The performance problems originate in the design of your trace compiler, not in static vs. dynamic dispatch. Some suggestions:
* The interpreter should have a fast profiling mode (hashed counting of loop backedges) and a slower recording mode (for every instruction call the recorder first, then execute the instruction). Either implement it twice (it's small enough), use a modifiable dispatch table and intercept the dispatch in recording mode (indirect threading), or compute branch offsets relative to a base (change the base to switch modes).
* Don't record traces for a long time and then compile everything together. Do it incrementally:
- Detect a hot loop, switch into recording mode, record a trace, compile it, attach it to the bytecode, switch to profiling mode (which may call your compiled trace right away).
- Make the side exits branch to external stubs which do more profiling (one counter per exit). Start recording hot traces and continue until it hits an existing trace or abort if it hits an uncompiled loop.
- If you completely control the machine code generation (i.e. not with LLVM), you can attach the side traces to their branch points by patching the machine code. Otherwise you may need to use indirections or recompile clusters of the graph after a certain threshold is reached.
- Region selection has a major impact on performance, so be prepared to carefully tune the heuristics.
* Sink all stores, especially updates of the virtual PC, data pointers etc. Don't count on the optimizer to do this for you.
* Due to the nature of the source language you may need to preprocess the IR or you need to teach the optimizer some additional tricks.
- E.g. the loop [-] should really be turned into 'data[0] = 0'.
- Or the loop [->>>+<<<] should be turned into 'data[3] += data[0]; data[0] = 0'.
- It's unlikely any optimizer handles all of these cases, since no sane programmer would write such code ... oh, wait. :-)
> * The interpreter should have a fast profiling mode (hashed counting of loop backedges) and a slower recording mode (for every instruction call the recorder first, then execute the instruction).
It already does this. The recording method is specialized for '[' (since loop headers can only be '['). All other opcodes go through a fast path that simply checks if we're in recording mode and stores to the trace buffer.
> * Don't record traces for a long time and then compile everything together.

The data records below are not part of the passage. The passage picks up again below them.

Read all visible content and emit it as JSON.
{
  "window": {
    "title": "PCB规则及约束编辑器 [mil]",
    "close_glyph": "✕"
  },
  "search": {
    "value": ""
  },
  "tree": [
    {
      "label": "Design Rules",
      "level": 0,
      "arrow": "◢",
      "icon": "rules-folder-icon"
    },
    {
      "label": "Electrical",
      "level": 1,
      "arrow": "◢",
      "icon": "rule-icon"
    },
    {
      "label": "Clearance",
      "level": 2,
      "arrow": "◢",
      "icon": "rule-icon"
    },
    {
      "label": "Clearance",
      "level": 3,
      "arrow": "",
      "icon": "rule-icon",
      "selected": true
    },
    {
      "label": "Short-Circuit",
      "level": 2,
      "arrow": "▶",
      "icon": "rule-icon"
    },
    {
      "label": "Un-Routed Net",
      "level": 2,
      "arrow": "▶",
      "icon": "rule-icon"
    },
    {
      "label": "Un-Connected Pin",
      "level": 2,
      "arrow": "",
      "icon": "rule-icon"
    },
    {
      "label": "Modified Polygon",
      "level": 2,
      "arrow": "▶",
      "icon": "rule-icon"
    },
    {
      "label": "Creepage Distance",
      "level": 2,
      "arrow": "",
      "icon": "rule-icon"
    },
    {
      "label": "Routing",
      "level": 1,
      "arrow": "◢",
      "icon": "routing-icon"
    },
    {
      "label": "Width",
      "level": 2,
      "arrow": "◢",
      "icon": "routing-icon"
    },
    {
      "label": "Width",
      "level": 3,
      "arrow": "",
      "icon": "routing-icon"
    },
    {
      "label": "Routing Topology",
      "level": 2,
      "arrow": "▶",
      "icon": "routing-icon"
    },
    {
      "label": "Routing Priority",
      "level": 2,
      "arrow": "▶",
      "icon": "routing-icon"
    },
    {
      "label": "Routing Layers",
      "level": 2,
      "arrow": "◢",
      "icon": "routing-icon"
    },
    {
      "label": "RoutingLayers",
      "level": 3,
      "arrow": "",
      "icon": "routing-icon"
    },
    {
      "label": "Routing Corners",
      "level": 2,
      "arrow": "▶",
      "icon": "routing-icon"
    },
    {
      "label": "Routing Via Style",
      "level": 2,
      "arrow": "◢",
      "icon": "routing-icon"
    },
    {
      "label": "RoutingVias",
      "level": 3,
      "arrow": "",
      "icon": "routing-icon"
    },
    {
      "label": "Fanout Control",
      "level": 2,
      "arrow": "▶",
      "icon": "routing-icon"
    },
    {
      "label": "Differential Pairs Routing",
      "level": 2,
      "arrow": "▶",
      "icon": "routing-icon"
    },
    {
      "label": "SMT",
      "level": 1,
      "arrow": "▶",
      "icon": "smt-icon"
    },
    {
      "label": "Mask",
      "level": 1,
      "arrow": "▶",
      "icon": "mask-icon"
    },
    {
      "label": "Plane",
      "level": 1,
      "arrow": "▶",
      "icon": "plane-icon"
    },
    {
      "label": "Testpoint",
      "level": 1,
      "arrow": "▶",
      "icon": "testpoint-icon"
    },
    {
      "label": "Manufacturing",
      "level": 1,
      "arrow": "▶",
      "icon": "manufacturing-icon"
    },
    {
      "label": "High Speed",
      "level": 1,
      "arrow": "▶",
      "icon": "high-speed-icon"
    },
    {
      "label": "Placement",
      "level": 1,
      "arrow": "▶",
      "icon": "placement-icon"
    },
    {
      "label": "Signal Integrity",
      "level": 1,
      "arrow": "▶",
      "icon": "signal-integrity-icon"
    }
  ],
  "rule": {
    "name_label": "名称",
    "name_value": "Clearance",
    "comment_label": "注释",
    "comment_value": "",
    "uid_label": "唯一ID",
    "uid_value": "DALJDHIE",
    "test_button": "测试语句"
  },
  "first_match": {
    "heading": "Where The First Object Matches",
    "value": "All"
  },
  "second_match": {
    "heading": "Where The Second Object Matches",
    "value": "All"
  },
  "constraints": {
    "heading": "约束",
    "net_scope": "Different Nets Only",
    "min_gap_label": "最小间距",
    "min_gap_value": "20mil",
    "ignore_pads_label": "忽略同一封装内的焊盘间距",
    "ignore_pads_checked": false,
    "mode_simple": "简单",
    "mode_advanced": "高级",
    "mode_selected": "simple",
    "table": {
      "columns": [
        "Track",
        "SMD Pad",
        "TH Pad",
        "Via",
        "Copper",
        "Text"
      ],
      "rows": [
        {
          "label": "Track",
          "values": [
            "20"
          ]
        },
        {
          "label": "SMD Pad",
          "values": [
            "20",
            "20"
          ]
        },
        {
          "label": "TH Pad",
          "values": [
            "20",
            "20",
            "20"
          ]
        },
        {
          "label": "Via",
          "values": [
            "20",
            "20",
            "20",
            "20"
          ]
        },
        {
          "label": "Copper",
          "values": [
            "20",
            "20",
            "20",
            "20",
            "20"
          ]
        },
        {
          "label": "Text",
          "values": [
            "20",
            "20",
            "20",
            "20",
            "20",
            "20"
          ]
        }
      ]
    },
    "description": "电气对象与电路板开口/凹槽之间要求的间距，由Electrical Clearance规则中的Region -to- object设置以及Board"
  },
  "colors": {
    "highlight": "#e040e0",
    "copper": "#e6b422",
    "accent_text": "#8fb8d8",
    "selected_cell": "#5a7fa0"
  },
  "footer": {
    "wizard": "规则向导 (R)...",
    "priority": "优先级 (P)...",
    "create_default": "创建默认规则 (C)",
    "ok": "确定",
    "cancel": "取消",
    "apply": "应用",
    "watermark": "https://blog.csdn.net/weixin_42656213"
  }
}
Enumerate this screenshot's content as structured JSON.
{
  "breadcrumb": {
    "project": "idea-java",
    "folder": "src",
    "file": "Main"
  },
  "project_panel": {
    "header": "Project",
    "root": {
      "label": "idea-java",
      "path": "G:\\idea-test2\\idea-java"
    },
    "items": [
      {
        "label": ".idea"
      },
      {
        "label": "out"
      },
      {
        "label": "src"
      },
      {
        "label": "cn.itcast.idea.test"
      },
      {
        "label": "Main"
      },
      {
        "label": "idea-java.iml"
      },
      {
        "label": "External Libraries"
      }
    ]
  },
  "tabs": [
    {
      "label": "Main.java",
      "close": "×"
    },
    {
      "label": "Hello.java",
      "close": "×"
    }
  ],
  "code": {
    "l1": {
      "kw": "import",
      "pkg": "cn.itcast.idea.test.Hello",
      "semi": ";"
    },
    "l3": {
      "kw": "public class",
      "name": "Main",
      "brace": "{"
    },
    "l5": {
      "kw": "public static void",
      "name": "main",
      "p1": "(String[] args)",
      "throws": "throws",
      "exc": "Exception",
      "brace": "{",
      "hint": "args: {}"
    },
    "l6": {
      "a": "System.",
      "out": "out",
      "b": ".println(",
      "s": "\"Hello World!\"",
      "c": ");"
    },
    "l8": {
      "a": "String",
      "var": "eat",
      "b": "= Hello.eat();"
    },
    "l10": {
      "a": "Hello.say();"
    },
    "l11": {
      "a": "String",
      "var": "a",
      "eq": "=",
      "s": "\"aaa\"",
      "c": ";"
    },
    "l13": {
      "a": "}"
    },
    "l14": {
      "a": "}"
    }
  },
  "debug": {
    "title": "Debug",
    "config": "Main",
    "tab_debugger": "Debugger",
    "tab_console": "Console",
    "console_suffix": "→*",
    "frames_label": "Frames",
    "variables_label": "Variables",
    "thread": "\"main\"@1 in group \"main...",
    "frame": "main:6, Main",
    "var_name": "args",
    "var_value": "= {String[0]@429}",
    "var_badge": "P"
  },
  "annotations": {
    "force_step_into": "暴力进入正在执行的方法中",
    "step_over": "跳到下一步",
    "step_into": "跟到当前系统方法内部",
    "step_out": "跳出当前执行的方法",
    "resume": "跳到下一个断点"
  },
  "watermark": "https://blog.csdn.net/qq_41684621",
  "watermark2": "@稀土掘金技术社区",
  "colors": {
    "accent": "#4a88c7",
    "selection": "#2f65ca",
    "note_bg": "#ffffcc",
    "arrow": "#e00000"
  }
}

The tricky part with this is knowing how to start up the profiler when we hit a side-exit. PC 123 may occur at multiple places in the trace tree. If we want to extend the tree on side-exit, we need to be able to recreate the path through the trace tree that led to that point. In essence, we need the compiled trace to continue updating the trace buffer. Certainly possible, but doesn't seem like a great idea offhand.
> * Sink all stores, especially updates of the virtual PC, data pointers etc. Don't count on the optimizer to do this for you.
Because I'm using tail-call based direct threading, there are no stores to the virtual PC or the data pointer. They're passed in registers to the tail-callee.
> * Due to the nature of the source language you may need to preprocess the IR or you need to teach the optimizer some additional tricks.
Yes, there's a whole range of pre-processing tricks that could be used to accelerate both the interpreter and the traces. I haven't even scratched the surface of that.
Hefty! As an exercise, any sense in inlining the tracing into compiled code? That way you sacrifice the startup time benefits of the JIT (by AOT compiling at start) but still retain trace specialization.
You could certainly do that, though the interface between statically JIT'd code and trace JIT'd code would get hairy. Plus, as I said above, there's simply not a whole lot of trace specialization going on in the first place, since Brainfuck lacks dynamic dispatch.